The court heard from Cumbria Police that there had been a “treasure trove” of forgery items at Alemi’s Northern Ireland home address, such as blank qualification certificates.
‘Come to believe her own lie’
Detective Superintendent Matt Scott said she had been “obstructive” and on occasion “arrogant” while being interviewed, denying wrongdoing throughout.
“My view, and it’s my own personal view, is that Alemi’s lived a lie since she left Iran, where she originally came from,” he said.
“I also think that to get to the bottom of somebody who’s lived a lie for their entire life may be near impossible, especially when - again in my personal view - Alemi is somebody who has come to believe her own lie and has lived that lie for so long.”

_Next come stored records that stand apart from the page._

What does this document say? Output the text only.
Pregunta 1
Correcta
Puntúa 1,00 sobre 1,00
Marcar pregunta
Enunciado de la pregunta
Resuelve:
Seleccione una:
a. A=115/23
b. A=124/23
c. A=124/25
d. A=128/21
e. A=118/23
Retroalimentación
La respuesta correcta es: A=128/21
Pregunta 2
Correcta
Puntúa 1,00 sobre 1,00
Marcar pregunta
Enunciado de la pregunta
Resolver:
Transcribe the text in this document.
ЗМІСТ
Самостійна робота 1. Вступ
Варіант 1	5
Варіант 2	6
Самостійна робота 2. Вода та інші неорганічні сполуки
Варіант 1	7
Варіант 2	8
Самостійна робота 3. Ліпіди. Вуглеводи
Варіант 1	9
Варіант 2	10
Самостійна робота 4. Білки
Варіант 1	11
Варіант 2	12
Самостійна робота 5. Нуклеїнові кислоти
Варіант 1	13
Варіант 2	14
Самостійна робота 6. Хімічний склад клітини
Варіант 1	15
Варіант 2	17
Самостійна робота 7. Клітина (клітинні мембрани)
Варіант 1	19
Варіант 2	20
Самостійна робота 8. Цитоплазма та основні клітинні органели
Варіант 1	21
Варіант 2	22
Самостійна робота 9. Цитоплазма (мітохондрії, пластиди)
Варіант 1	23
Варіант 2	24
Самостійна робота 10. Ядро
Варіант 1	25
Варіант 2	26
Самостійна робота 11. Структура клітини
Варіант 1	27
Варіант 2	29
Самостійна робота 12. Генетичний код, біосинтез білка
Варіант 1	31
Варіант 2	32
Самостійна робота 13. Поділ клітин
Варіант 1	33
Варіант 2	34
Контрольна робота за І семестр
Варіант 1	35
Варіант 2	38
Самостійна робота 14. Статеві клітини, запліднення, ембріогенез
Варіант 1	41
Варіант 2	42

Una Lane, director of registration and revalidation at the GMC, said: “We are very sorry that Zholia Alemi was able to join our medical register in the 1990s, based on fraudulent documentation, and for any risk arising to patients as a result.
“Our processes are far stronger now, with rigorous testing in place to make sure those joining the register are fit to work in the UK,” Lane said.
“It is clear that in this case the steps taken almost three decades ago were inadequate. We are confident that, 27 years on, our systems are robust.
“Patients deserve good care from appropriately qualified professionals and place a great deal of trust in doctors. To exploit that trust and the respected name of the profession is abhorrent.”